During the strict pandemic lockdowns in Australia, Goodrem produced dozens of weekly concerts on Instagram, known affectionately as the Bunkerdown Sessions, performing songs from her own catalogue and covers of songs by fellow artists. The videos garnered hundreds of thousands of views.
“I started to realize how connected we all were around the world,” she said. “That was the start of realizing that there were so many people out there who were taking [in] my music again.”
Those sessions found their way to Stella Schneckenburger, a student in Markham, Ont., who became a fan of Goodrem’s in 2018 after stumbling across her music on YouTube. The Aussie artist’s recent stop in Toronto was the first time Schneckenburger saw her live.
It was the Bunkerdown performances, however, that connected her with not only Goodrem, but a group of fans-turned-friends half-a-world away in Australia; she bonded with them during the live streams.
“My friends kept telling me, there will be no experience that will ever be the same as seeing her live and, like, it was just so true,” said Schneckenburger.

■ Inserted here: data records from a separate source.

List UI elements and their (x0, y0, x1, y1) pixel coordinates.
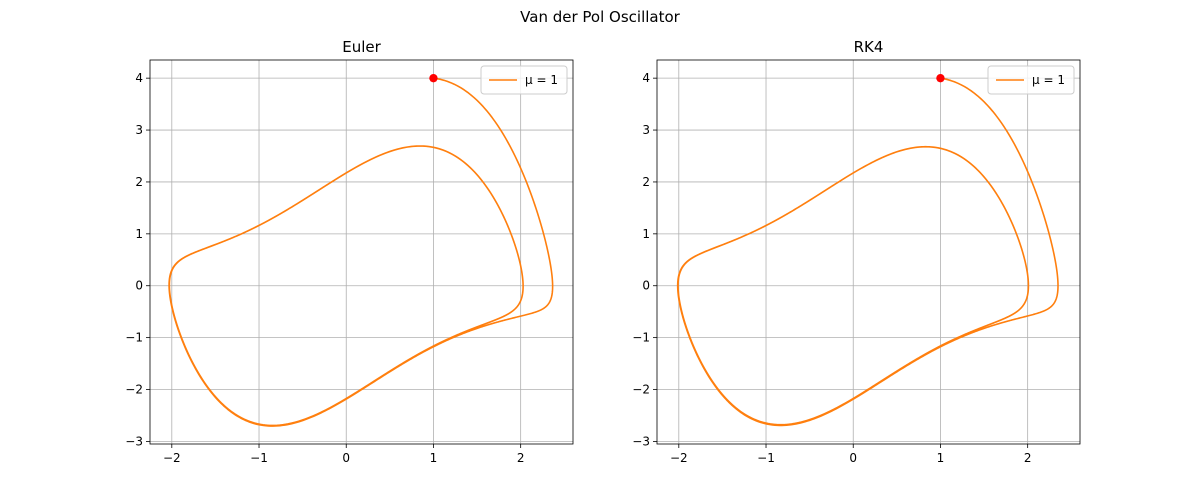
y-tick-label: 1 (642, 227, 650, 241)
y-tick-label: 4 (135, 71, 143, 85)
legend: μ = 1 (480, 65, 568, 95)
y-tick-label: −2 (125, 383, 143, 397)
x-tick-label: 1 (937, 451, 945, 465)
chart-panel-2: −2 −1 0 1 2 −3 −2 −1 0 1 2 3 4 RK4 μ = 1 (632, 38, 1081, 465)
y-tick-label: −1 (632, 331, 650, 345)
legend-box (987, 65, 1075, 95)
y-tick-label: −3 (125, 434, 143, 448)
figure-title: Van der Pol Oscillator (520, 8, 680, 26)
x-tick-label: 0 (342, 451, 350, 465)
axes-title: RK4 (854, 38, 884, 56)
y-tick-label: 0 (135, 279, 143, 293)
y-tick-label: −1 (125, 331, 143, 345)
x-tick-label: 0 (849, 451, 857, 465)
legend: μ = 1 (987, 65, 1075, 95)
x-tick-label: −1 (250, 451, 268, 465)
x-tick-label: −2 (670, 451, 688, 465)
chart-panel-1: −2 −1 0 1 2 −3 −2 −1 0 1 2 3 4 Euler μ = 1 (125, 38, 574, 465)
axes-frame (149, 59, 574, 445)
legend-box (480, 65, 568, 95)
series-line (676, 77, 1059, 427)
y-tick-label: 4 (642, 71, 650, 85)
y-tick-label: −2 (632, 383, 650, 397)
y-tick-label: 2 (642, 175, 650, 189)
y-tick-label: −3 (632, 434, 650, 448)
x-tick-label: −2 (163, 451, 181, 465)
series-line (168, 77, 554, 427)
axes-frame (656, 59, 1081, 445)
y-tick-label: 0 (642, 279, 650, 293)
start-point-marker (936, 73, 945, 83)
legend-label: μ = 1 (1032, 73, 1065, 87)
y-tick-label: 2 (135, 175, 143, 189)
start-point-marker (429, 73, 438, 83)
y-tick-label: 1 (135, 227, 143, 241)
axes-title: Euler (342, 38, 381, 56)
legend-label: μ = 1 (525, 73, 558, 87)
x-tick-label: −1 (757, 451, 775, 465)
x-tick-label: 2 (1024, 451, 1032, 465)
y-tick-label: 3 (642, 123, 650, 137)
x-tick-label: 1 (430, 451, 438, 465)
y-tick-label: 3 (135, 123, 143, 137)
x-tick-label: 2 (517, 451, 525, 465)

Though some of Goodrem’s earlier releases were available only in Australia and surrounding markets, she has consistently released albums internationally since 2016. And last year, she made her entire discography available on streaming platforms around the world.
‘I just want to perform’
Goodrem’s latest “era,” as she calls it, has her seemingly taking more creative control of her career, producing television specials with her own company and, now, bringing her music to new audiences alongside the Backstreet Boys.
It’s also soundtracked by her most recent No. 1 album, Bridge Over Troubled Dreams, and the piano, which has been at the centre of her career.
“I always have the same fingerprint, so to speak,” said Goodrem. “I always would sit at my piano and genuinely try to match the dance on the piano, and match the theme of what I might be feeling on that exact moment, that exact day.
“It was very much about going back to the beginning, about where music starts for me, which is my heart and the piano, and I built from there.”
The deeply personal album was inspired, in part, by that first reset. During surgery on a salivary gland in 2018, a damaged nerve left her unable to control her speech — or sing. One of the album’s singles, Paralyzed, chronicles that experience.
“The record was built on that reset — stripping away everything and starting again,” she said.
Coming out of the lockdowns that defined the pandemic, and with the return of concerts around the world, Goodrem says she wants to return to the stage and entertain fans — wherever they are.
Her tour with the Backstreet Boys continues in the United States until the end of July.
“It feels like the right time to enjoy this freedom to come over, and I just want to perform,” she said.
“It’s my mission to make sure that we are doing lots of live performances together and really having a new era of music and life.”